Being a young whippersnapper, it never occurred to me that health care policy was a relatively new field of study within our universities. But when Health Beat reader Bradley Flansbaum passed along the  Reuters story below to Maggie (original here)  and she passed it on to me, I gained a new perspective on the issue. It turns out that until very recently, health care used to just mean medicine. But today, thinking about health care demands thinking about  a lot of different things, like public policy, public administration, economics, politics, and even sociology.

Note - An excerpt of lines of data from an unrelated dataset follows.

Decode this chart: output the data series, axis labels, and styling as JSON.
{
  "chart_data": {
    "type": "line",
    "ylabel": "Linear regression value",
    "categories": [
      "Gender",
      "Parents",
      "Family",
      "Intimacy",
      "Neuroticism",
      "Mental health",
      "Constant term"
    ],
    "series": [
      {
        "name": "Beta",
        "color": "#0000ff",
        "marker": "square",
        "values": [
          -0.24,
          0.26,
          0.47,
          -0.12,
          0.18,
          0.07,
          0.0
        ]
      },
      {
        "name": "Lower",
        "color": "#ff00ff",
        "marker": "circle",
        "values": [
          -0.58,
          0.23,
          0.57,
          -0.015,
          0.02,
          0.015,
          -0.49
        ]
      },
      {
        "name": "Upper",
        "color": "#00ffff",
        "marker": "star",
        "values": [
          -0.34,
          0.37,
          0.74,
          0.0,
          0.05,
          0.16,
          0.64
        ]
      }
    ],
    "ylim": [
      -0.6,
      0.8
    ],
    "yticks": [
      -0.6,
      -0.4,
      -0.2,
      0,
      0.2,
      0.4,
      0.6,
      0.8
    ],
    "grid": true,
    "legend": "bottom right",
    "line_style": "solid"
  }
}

This mixed bag is reflected in the diverse academic offerings at colleges and universities—as well as the swell of students interested in them. The Reuters story below suggests that there are three main motivations for the increased student interest: fascination, idealism, and profit. That sounds about right. You can either be genuinely interested in the complexities of health care or the politics surrounding it; want to fix the system for the greater good; or want to learn as much as you can about the system to better navigate it for GlaxoSmithKline.

There’s obviously a lot of good to be had from generations growing up understanding more about our insanely complex and counter-productive health care system. Teaching college students about the system now might instill a long-term openness to reform and improvement that wasn’t present in generations who never knew about health care until they got sick.

But I can’t help but wonder about the faddishness of it all. After all, health care isn’t the only broken system that could use some attention. Consider the criminal justice system. Back in the day, law and order meant being a lawyer or a cop. But today there are criminology and criminal justice programs around the world that focus on issues like incarceration, community policing, cost, risk management, and more. Yet the buzz surrounding these issues hasn’t been comparable to the much louder debate about health care—even though one out of 32 Americans is currently in the corrections system and a black male is more likely to have served time in jail than have a college degree. This too is a crisis.